Un enjeu de coordination conséquent
Au-delà du fait que la démographie des généralistes puisse s’aggraver, le Dr Cyril Bègue craint une confusion des rôles. Ce médecin généraliste, maître de conférences à l’Université d’Angers et membre du conseil scientifique du Congrès de la médecine générale, se passionne pour la santé au travail. « La compétence du médecin généraliste est de suivre la santé du patient dans son ensemble, en prenant en compte son travail. Le médecin du travail est le seul qui connaît et qui a un impact sur le lieu de travail. Il voit plusieurs salariés d’une même entreprise pour ainsi dépister, prévenir. Le MPC n’aura ni ces connaissances, ni ce pouvoir d’action. Les salariés risquent de ne pas avoir la même qualité de suivi », développe-t-il. À moins qu’il y ait un vrai effort de coordination, selon le Dr Bègue, qui souligne le temps et l’organisation nécessaires.
Premiers concernés par ces nouveaux acteurs à intégrer, les services de santé au travail resteront de fait les interlocuteurs des entreprises. Pour gérer un réseau de MPC, « la question de la circulation de l’information se pose. En termes opérationnels, c’est un point assez lourd de savoir quels logiciels informatiques utiliser, comment inclure les MPC ou non dans nos systèmes d’information, organiser la circulation de l’information dans l’espace numérique de santé, ou encore alimenter conjointement le dossier médical partagé », soulève Martial Brun, directeur général de Présanse, organisme représentatif des SPST. Attendant les textes réglementaires, le directeur ne s’avance pas sur la pertinence du dispositif. « Il est trop tôt pour le dire. Nous accueillons favorablement la volonté des partenaires sociaux d’élargir les ressources des services. Le MPC sera une option supplémentaire mais ne sera sans doute pas spontanément une réponse massive sur tout le territoire à la pénurie de médecins du travail », nuance-t-il.
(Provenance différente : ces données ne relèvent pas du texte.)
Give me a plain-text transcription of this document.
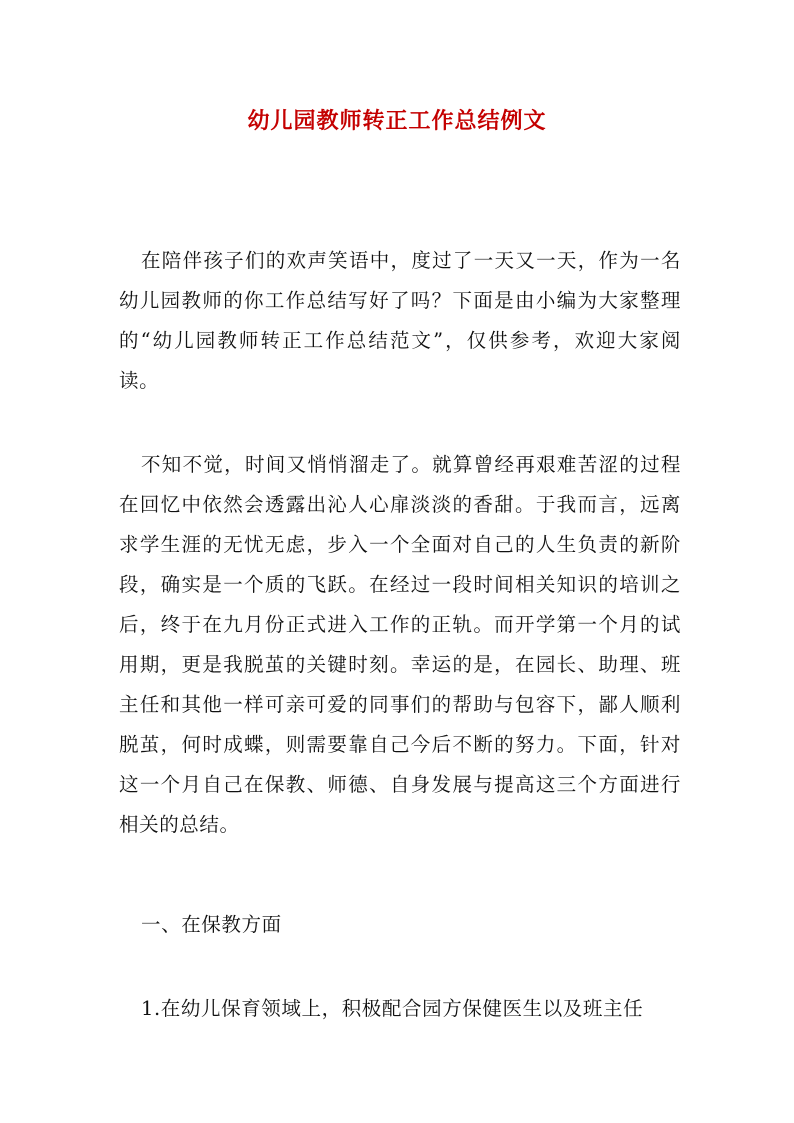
幼儿园教师转正工作总结例文

在陪伴孩子们的欢声笑语中，度过了一天又一天，作为一名幼儿园教师的你工作总结写好了吗？下面是由小编为大家整理的“幼儿园教师转正工作总结范文”，仅供参考，欢迎大家阅读。

不知不觉，时间又悄悄溜走了。就算曾经再艰难苦涩的过程在回忆中依然会透露出沁人心扉淡淡的香甜。于我而言，远离求学生涯的无忧无虑，步入一个全面对自己的人生负责的新阶段，确实是一个质的飞跃。在经过一段时间相关知识的培训之后，终于在九月份正式进入工作的正轨。而开学第一个月的试用期，更是我脱茧的关键时刻。幸运的是，在园长、助理、班主任和其他一样可亲可爱的同事们的帮助与包容下，鄙人顺利脱茧，何时成蝶，则需要靠自己今后不断的努力。下面，针对这一个月自己在保教、师德、自身发展与提高这三个方面进行相关的总结。

一、在保教方面

1.在幼儿保育领域上，积极配合园方保健医生以及班主任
Pour Serge Legagnoa, cadre bancaire et secrétaire confédéral de Force ouvrière : « la question du manque d’attractivité n’a pas été prise à bras le corps par les parlementaires, malgré nos demandes. » Pour lui, le manque d’attractivité de la médecine du travail n’apparaît pas dans la réforme, alors que des rapports ont été publiés, comme celui de l’IGAS en 2017. Serge Legagnoa, qui a négocié pour les assurés sociaux lors de l’ANI, craint que le rôle du MPC ne soit qu’une réponse partielle et urgente, qui évite de répondre aux problèmes de fond. « Cela donne l’impression d’un dispositif rapide. Ce n’est pas un dispositif global. Et nous restons circonspects sur la capacité des généralistes à se dégager du temps pour être MPC et pour se former », pose-t-il.
Exergue : Toute mesure qui encourage les médecins vers le salariat ou le cumul de contrats fait concurrence à l’installation libérale.